Üniversitedeki süreçte Kredi Yurtlar Kurumu’na başvuruda bulunmuş, ancak
kendisine sıra gelmediğinden dolayı kalamamıştır. Cumhurbaşkanı çağrı yaptıktan
sonrasında Bank Asya’da olan hesabını da kapatmıştır, zaten çok aktif bir hesap
değildir. Tanık anlatımlarından aleyhte olan hususları kabul etmiyoruz,
şüphelinin masum olduğuna inanıyoruz. Şüpheli sabit ikametgâh sahibidir, kaçma
şüphesi yoktur. Bu nedenle şüphelinin tutuksuz yargılanmak üzere serbest
bırakılmasını talep ediyoruz. Mahkeme aksi kanaatte ise şüpheli lehine olan
hükümlerin uygulanmasını ve şüpheli hakkında adli kontrol hükümlerinin
uygulanmasını talep ediyoruz” dedi.
YENİ ASYA’DAN AÇIKLAMA: HUKUK KATLİAMI
DURDURULSUN
Gazetecilikten başka bir gündemi ve meşguliyeti bulunmayan arkadaşımız Nur
Ener’in, geceyarısı evi basılarak gözaltına alınıp “silahlı terör örgütü üyesi”

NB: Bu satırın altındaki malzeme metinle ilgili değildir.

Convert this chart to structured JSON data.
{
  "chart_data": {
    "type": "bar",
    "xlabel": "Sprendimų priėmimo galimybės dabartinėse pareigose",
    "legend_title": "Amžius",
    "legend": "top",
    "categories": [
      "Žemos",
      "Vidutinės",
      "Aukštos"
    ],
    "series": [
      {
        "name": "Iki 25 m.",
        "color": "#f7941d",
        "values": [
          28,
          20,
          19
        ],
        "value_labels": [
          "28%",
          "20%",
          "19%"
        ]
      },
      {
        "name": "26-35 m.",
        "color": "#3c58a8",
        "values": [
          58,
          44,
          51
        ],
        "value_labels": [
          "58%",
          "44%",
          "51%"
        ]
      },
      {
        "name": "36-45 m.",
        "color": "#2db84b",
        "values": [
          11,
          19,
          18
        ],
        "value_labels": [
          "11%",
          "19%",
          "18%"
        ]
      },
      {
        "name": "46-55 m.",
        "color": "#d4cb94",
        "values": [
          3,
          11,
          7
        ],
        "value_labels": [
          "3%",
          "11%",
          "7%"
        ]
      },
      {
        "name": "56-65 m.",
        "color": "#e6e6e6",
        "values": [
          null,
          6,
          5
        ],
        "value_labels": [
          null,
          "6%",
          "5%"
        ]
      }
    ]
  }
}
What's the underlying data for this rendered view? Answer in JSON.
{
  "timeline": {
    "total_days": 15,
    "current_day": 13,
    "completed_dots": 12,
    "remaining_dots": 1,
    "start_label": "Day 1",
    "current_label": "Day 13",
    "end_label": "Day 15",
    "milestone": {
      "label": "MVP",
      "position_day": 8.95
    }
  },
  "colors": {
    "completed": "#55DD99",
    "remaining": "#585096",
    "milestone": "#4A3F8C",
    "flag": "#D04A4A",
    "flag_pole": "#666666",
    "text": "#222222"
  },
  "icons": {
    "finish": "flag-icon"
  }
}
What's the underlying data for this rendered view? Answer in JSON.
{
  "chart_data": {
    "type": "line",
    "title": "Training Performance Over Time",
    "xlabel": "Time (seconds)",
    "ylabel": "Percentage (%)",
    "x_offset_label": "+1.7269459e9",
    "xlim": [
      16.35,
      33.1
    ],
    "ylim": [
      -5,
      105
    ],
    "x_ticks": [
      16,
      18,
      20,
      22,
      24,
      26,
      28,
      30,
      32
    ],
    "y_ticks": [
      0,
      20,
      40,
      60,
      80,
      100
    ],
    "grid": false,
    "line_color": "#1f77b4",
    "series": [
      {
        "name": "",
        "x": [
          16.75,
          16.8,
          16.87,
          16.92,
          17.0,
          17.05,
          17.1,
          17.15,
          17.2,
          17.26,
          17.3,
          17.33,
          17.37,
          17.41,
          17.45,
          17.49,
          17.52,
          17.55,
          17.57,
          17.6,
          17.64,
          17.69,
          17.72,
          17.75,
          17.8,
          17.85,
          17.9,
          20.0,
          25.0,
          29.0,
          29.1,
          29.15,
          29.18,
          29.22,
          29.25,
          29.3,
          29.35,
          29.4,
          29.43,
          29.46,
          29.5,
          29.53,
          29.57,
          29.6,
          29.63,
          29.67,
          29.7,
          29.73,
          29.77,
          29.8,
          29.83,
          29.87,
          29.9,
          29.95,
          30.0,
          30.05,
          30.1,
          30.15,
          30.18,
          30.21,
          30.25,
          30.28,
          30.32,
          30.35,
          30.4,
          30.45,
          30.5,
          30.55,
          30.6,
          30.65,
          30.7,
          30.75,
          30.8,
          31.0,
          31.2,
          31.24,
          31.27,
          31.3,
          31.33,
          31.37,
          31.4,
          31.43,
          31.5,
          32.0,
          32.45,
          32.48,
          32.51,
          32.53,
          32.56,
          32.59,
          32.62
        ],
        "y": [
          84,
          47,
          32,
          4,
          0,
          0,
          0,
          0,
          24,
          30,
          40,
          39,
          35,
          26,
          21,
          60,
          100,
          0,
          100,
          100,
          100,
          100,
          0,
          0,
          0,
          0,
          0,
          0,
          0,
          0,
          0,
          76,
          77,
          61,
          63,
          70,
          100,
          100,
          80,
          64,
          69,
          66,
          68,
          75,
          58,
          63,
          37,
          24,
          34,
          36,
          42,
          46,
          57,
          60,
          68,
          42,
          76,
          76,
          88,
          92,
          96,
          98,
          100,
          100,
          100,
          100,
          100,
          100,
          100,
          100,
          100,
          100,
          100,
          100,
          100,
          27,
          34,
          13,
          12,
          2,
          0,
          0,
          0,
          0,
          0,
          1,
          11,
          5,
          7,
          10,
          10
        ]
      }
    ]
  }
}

olma suçlamasıyla tutuklanması, OHAL sürecinde iyice tırmanan hukuksuzlukların
en son ve vahim örneğidir. İçeride ve dışarıda bu gidişatla ilgili soruları
“Herşey hukuk içinde yürüyor, gazetecilik yaptığı için tutuklanan kimse yok”
gibi gerçek dışı cevaplarla savuşturmaya çalışan iktidar sözcülerinin, zaten
dibe vurup tükenmiş olan inandırıcılıklarını tamamen berhava eden bu talihsiz
kararın en kısa zamanda yine hukuk içinde, benzer durumdaki keyfîlik
kurbanlarını da içine alacak şekilde tashihini bekliyor; aksi halde bu
vahametin millet, tarih ve insanlık önündeki vebal ve sorumluluğundan asla
kurtulamayacaklarını hatırlatmayı kaçınılmaz bir görev sayıyoruz.